Un cortège de décisions pour un encadrement structuré de la filière
Entre autres points, il s'agit de:- Placer la thématique apicole dans l’enseignement agricole et vétérinaire, avec des spécialités "apiculture" dans les Bacs pro et les BTS.
- Faciliter les installations de jeunes apiculteurs, en rédigeant un guide des bonnes pratiques apicoles.
- Afin de diminuer la mortalité des cheptels, encourager les agriculteurs à moins traiter leurs cultures, et pas à n'importe quel moment: aux heures d'affluence des abeilles, aucun produit chimique ne devrait être épandu.

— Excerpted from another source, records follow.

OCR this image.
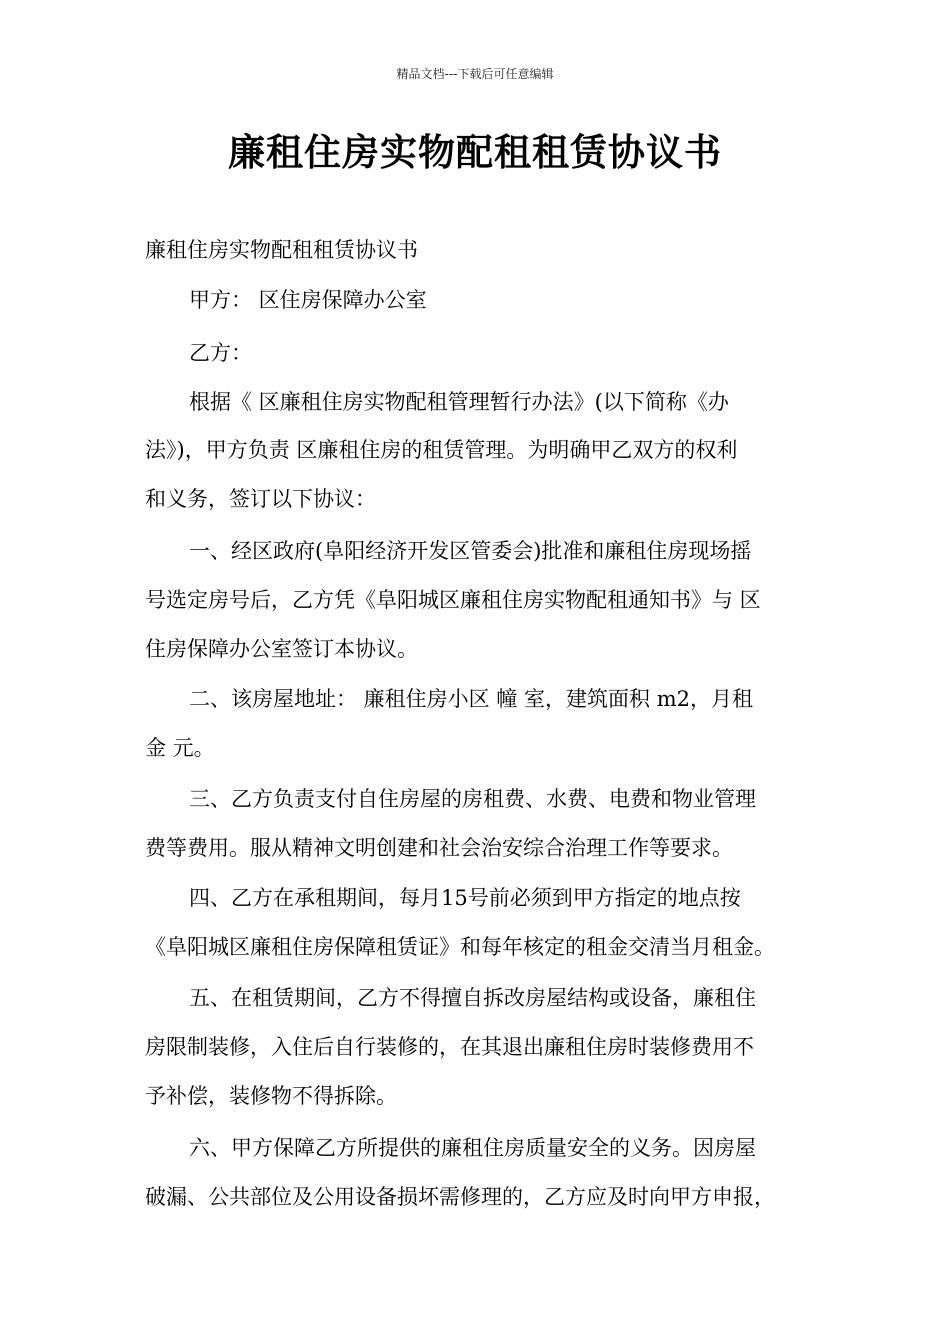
精品文档---下载后可任意编辑
廉租住房实物配租租赁协议书
廉租住房实物配租租赁协议书
甲方： 区住房保障办公室
乙方：
根据《 区廉租住房实物配租管理暂行办法》(以下简称《办
法》)，甲方负责 区廉租住房的租赁管理。为明确甲乙双方的权利
和义务，签订以下协议：
一、经区政府(阜阳经济开发区管委会)批准和廉租住房现场摇
号选定房号后，乙方凭《阜阳城区廉租住房实物配租通知书》与 区
住房保障办公室签订本协议。
二、该房屋地址： 廉租住房小区 幢 室，建筑面积 m2，月租
金 元。
三、乙方负责支付自住房屋的房租费、水费、电费和物业管理
费等费用。服从精神文明创建和社会治安综合治理工作等要求。
四、乙方在承租期间，每月15号前必须到甲方指定的地点按
《阜阳城区廉租住房保障租赁证》和每年核定的租金交清当月租金。
五、在租赁期间，乙方不得擅自拆改房屋结构或设备，廉租住
房限制装修，入住后自行装修的，在其退出廉租住房时装修费用不
予补偿，装修物不得拆除。
六、甲方保障乙方所提供的廉租住房质量安全的义务。因房屋
破漏、公共部位及公用设备损坏需修理的，乙方应及时向甲方申报，
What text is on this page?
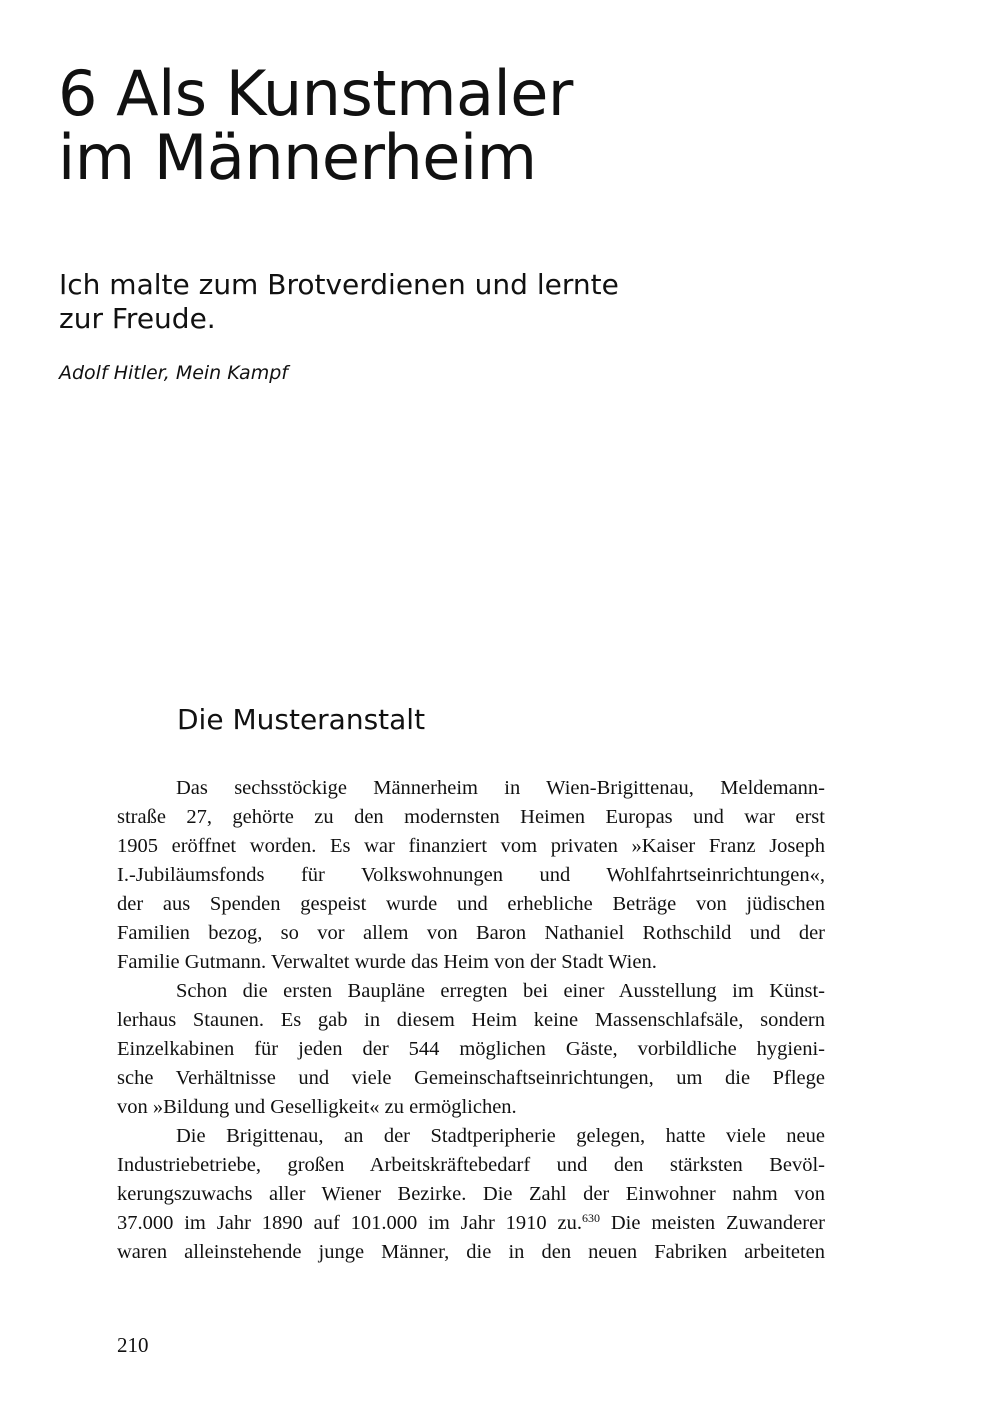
6 Als Kunstmaler
im Männerheim

Ich malte zum Brotverdienen und lernte
zur Freude.

Adolf Hitler, Mein Kampf

Die Musteranstalt
Das sechsstöckige Männerheim in Wien-Brigittenau, Meldemann-
straße 27, gehörte zu den modernsten Heimen Europas und war erst
1905 eröffnet worden. Es war finanziert vom privaten »Kaiser Franz Joseph
I.-Jubiläumsfonds für Volkswohnungen und Wohlfahrtseinrichtungen«,
der aus Spenden gespeist wurde und erhebliche Beträge von jüdischen
Familien bezog, so vor allem von Baron Nathaniel Rothschild und der
Familie Gutmann. Verwaltet wurde das Heim von der Stadt Wien.
Schon die ersten Baupläne erregten bei einer Ausstellung im Künst-
lerhaus Staunen. Es gab in diesem Heim keine Massenschlafsäle, sondern
Einzelkabinen für jeden der 544 möglichen Gäste, vorbildliche hygieni-
sche Verhältnisse und viele Gemeinschaftseinrichtungen, um die Pflege
von »Bildung und Geselligkeit« zu ermöglichen.
Die Brigittenau, an der Stadtperipherie gelegen, hatte viele neue
Industriebetriebe, großen Arbeitskräftebedarf und den stärksten Bevöl-
kerungszuwachs aller Wiener Bezirke. Die Zahl der Einwohner nahm von
37.000 im Jahr 1890 auf 101.000 im Jahr 1910 zu.$^{630}$ Die meisten Zuwanderer
waren alleinstehende junge Männer, die in den neuen Fabriken arbeiteten

210
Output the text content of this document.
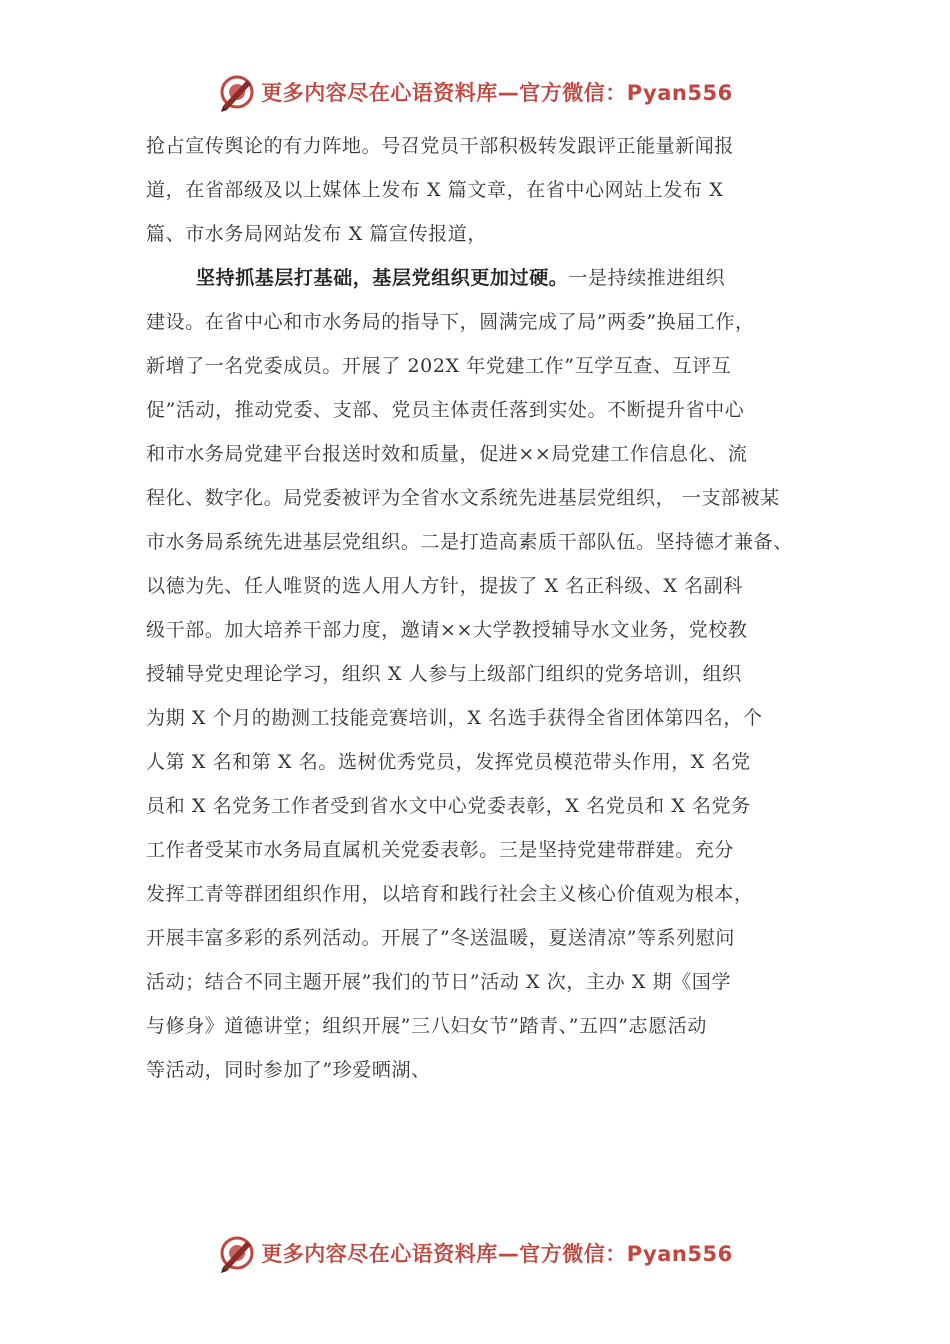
更多内容尽在心语资料库—官方微信：Pyan556
抢占宣传舆论的有力阵地。号召党员干部积极转发跟评正能量新闻报
道，在省部级及以上媒体上发布 X 篇文章，在省中心网站上发布 X
篇、市水务局网站发布 X 篇宣传报道，
坚持抓基层打基础，基层党组织更加过硬。一是持续推进组织
建设。在省中心和市水务局的指导下，圆满完成了局”两委”换届工作，
新增了一名党委成员。开展了 202X 年党建工作”互学互查、互评互
促”活动，推动党委、支部、党员主体责任落到实处。不断提升省中心
和市水务局党建平台报送时效和质量，促进××局党建工作信息化、流
程化、数字化。局党委被评为全省水文系统先进基层党组织， 一支部被某
市水务局系统先进基层党组织。二是打造高素质干部队伍。坚持德才兼备、
以德为先、任人唯贤的选人用人方针，提拔了 X 名正科级、X 名副科
级干部。加大培养干部力度，邀请××大学教授辅导水文业务，党校教
授辅导党史理论学习，组织 X 人参与上级部门组织的党务培训，组织
为期 X 个月的勘测工技能竞赛培训，X 名选手获得全省团体第四名，个
人第 X 名和第 X 名。选树优秀党员，发挥党员模范带头作用，X 名党
员和 X 名党务工作者受到省水文中心党委表彰，X 名党员和 X 名党务
工作者受某市水务局直属机关党委表彰。三是坚持党建带群建。充分
发挥工青等群团组织作用，以培育和践行社会主义核心价值观为根本，
开展丰富多彩的系列活动。开展了”冬送温暖，夏送清凉”等系列慰问
活动；结合不同主题开展”我们的节日”活动 X 次，主办 X 期《国学
与修身》道德讲堂；组织开展”三八妇女节”踏青、”五四”志愿活动
等活动，同时参加了”珍爱晒湖、
更多内容尽在心语资料库—官方微信：Pyan556
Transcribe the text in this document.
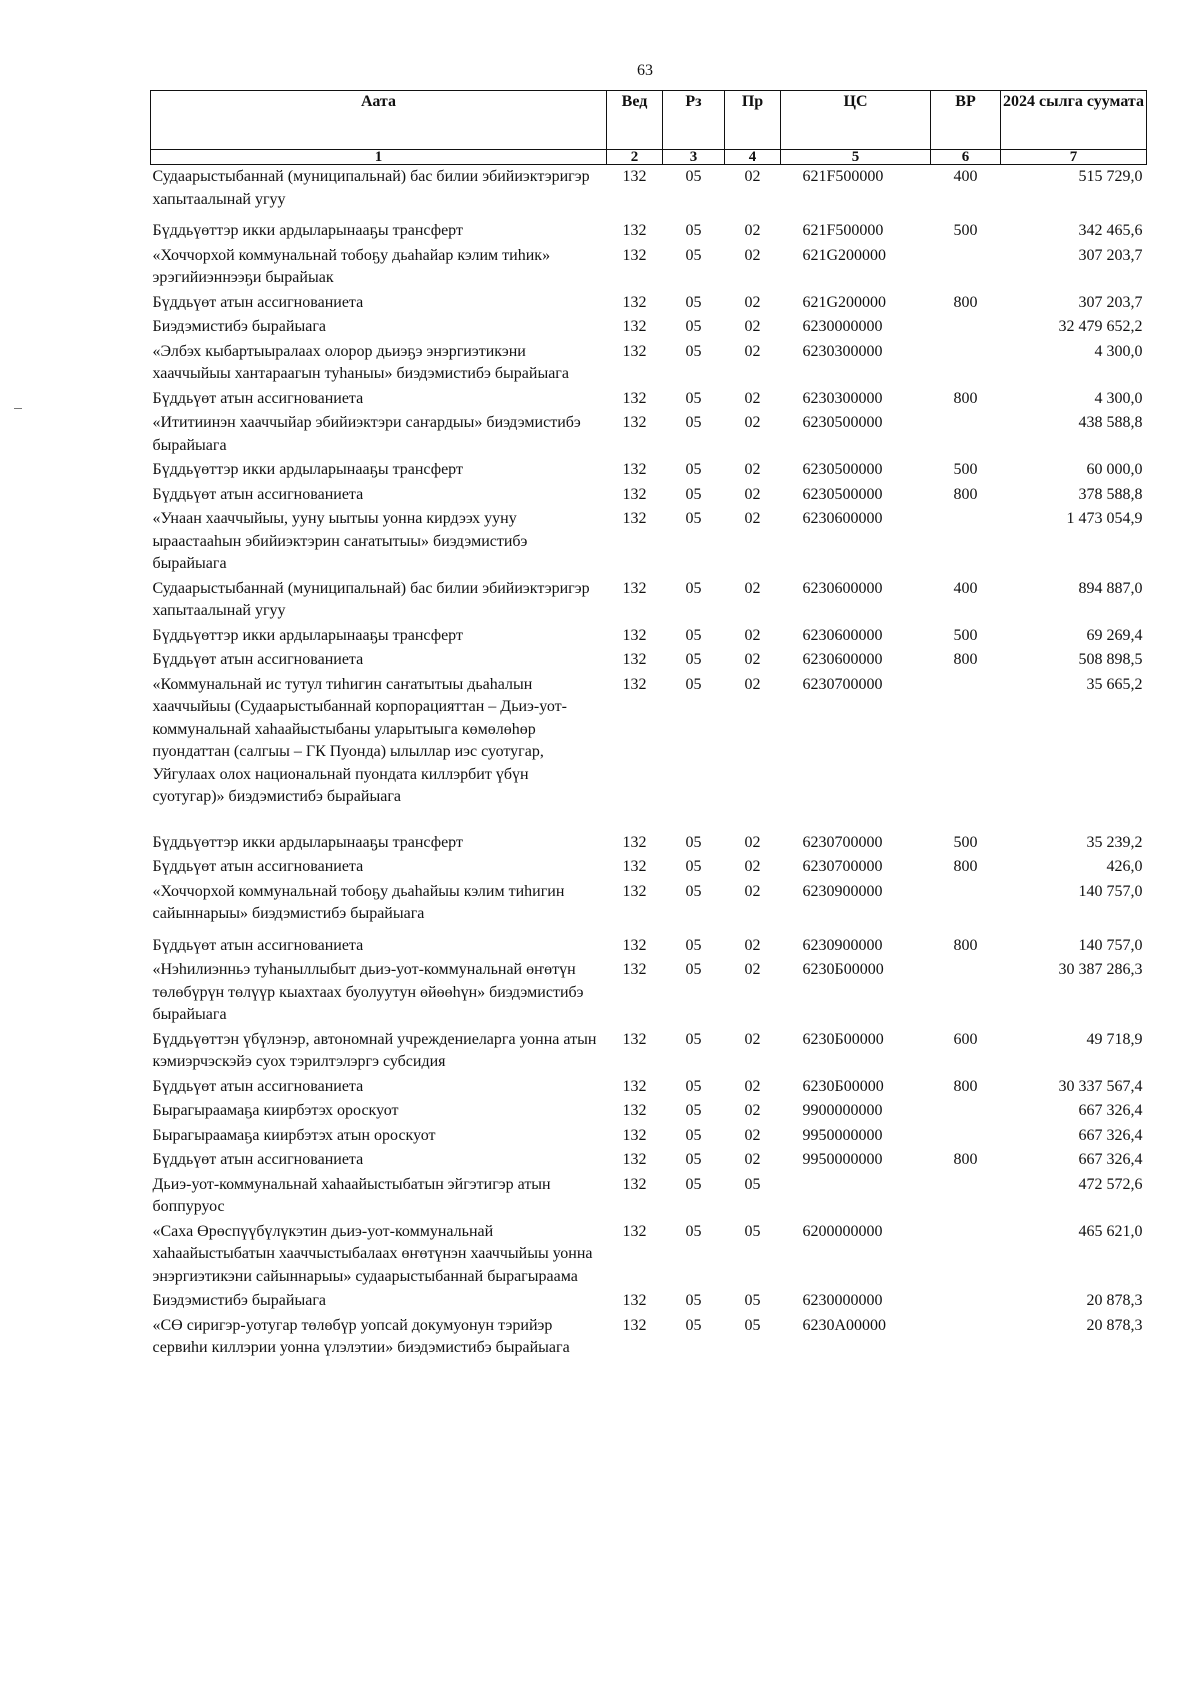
63
Аата	Вед	Рз	Пр	ЦС	ВР	2024 сылга суумата
1	2	3	4	5	6	7
Судаарыстыбаннай (муниципальнай) бас билии эбийиэктэригэр хапытаалынай угуу	132	05	02	621F500000	400	515 729,0
Бүддьүөттэр икки ардыларынааҕы трансферт	132	05	02	621F500000	500	342 465,6
«Хоччорхой коммунальнай тобоҕу дьаһайар кэлим тиһик» эрэгийиэннээҕи бырайыак	132	05	02	621G200000		307 203,7
Бүддьүөт атын ассигнованиета	132	05	02	621G200000	800	307 203,7
Биэдэмистибэ бырайыага	132	05	02	6230000000		32 479 652,2
«Элбэх кыбартыыралаах олорор дьиэҕэ энэргиэтикэни хааччыйыы хантараагын туһаныы» биэдэмистибэ бырайыага	132	05	02	6230300000		4 300,0
Бүддьүөт атын ассигнованиета	132	05	02	6230300000	800	4 300,0
«Ититиинэн хааччыйар эбийиэктэри саҥардыы» биэдэмистибэ бырайыага	132	05	02	6230500000		438 588,8
Бүддьүөттэр икки ардыларынааҕы трансферт	132	05	02	6230500000	500	60 000,0
Бүддьүөт атын ассигнованиета	132	05	02	6230500000	800	378 588,8
«Унаан хааччыйыы, ууну ыытыы уонна кирдээх ууну ыраастааһын эбийиэктэрин саҥатытыы» биэдэмистибэ бырайыага	132	05	02	6230600000		1 473 054,9
Судаарыстыбаннай (муниципальнай) бас билии эбийиэктэригэр хапытаалынай угуу	132	05	02	6230600000	400	894 887,0
Бүддьүөттэр икки ардыларынааҕы трансферт	132	05	02	6230600000	500	69 269,4
Бүддьүөт атын ассигнованиета	132	05	02	6230600000	800	508 898,5
«Коммунальнай ис тутул тиһигин саҥатытыы дьаһалын хааччыйыы (Судаарыстыбаннай корпорацияттан – Дьиэ-уот-коммунальнай хаһаайыстыбаны уларытыыга көмөлөһөр пуондаттан (салгыы – ГК Пуонда) ылыллар иэс суотугар, Уйгулаах олох национальнай пуондата киллэрбит үбүн суотугар)» биэдэмистибэ бырайыага	132	05	02	6230700000		35 665,2
Бүддьүөттэр икки ардыларынааҕы трансферт	132	05	02	6230700000	500	35 239,2
Бүддьүөт атын ассигнованиета	132	05	02	6230700000	800	426,0
«Хоччорхой коммунальнай тобоҕу дьаһайыы кэлим тиһигин сайыннарыы» биэдэмистибэ бырайыага	132	05	02	6230900000		140 757,0
Бүддьүөт атын ассигнованиета	132	05	02	6230900000	800	140 757,0
«Нэһилиэнньэ туһаныллыбыт дьиэ-уот-коммунальнай өҥөтүн төлөбүрүн төлүүр кыахтаах буолуутун өйөөһүн» биэдэмистибэ бырайыага	132	05	02	6230Б00000		30 387 286,3
Бүддьүөттэн үбүлэнэр, автономнай учреждениеларга уонна атын кэмиэрчэскэйэ суох тэрилтэлэргэ субсидия	132	05	02	6230Б00000	600	49 718,9
Бүддьүөт атын ассигнованиета	132	05	02	6230Б00000	800	30 337 567,4
Бырагыраамаҕа киирбэтэх ороскуот	132	05	02	9900000000		667 326,4
Бырагыраамаҕа киирбэтэх атын ороскуот	132	05	02	9950000000		667 326,4
Бүддьүөт атын ассигнованиета	132	05	02	9950000000	800	667 326,4
Дьиэ-уот-коммунальнай хаһаайыстыбатын эйгэтигэр атын боппуруос	132	05	05			472 572,6
«Саха Өрөспүүбүлүкэтин дьиэ-уот-коммунальнай хаһаайыстыбатын хааччыстыбалаах өҥөтүнэн хааччыйыы уонна энэргиэтикэни сайыннарыы» судаарыстыбаннай бырагыраама	132	05	05	6200000000		465 621,0
Биэдэмистибэ бырайыага	132	05	05	6230000000		20 878,3
«СӨ сиригэр-уотугар төлөбүр уопсай докумуонун тэрийэр сервиһи киллэрии уонна үлэлэтии» биэдэмистибэ бырайыага	132	05	05	6230А00000		20 878,3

- Multiplier là où c'est possible les plantations de fleurs mellifères, sur des terres en jachères à la campagne, comme en ville dans des espaces inoccupés. Les surfaces dites «d’intérêt écologique » doivent pouvoir bénéficier aux abeilles.
- Devenir autonomes en production de miel: sur 40 000 tonnes commercialisées en France chaque année, seulement 18 500 tonnes sont issues de la production française.
« Un beau plan pour les abeilles, elles n'ont plus qu'à voler et à produire du miel !»
Stéphane Le Foll, ministre de l'agriculture, en visite sur une exploitation apicole sarthoise.
(Images: ministère de l'agriculture, 8 février 2013)
Quels dégâts cette année?
À quelques semaines du printemps alors que les températures sont encore très basses, pour les apiculteurs c'est l'appréhension. Quels seront les dégâts cette année? Il va bien falloir ouvrir les ruches, dès que la météo le permettra. Pour quelles constatations?
Pour les moins chanceux ce sera peut-être la fin de leur exploitation. On ne peut alors qu'espérer aux prochains rayons de soleil que les apiculteurs français, à l'examen de leur cheptel, pourront constater avec soulagement une vibrante activité, comme la promesse d'une récolte abondante.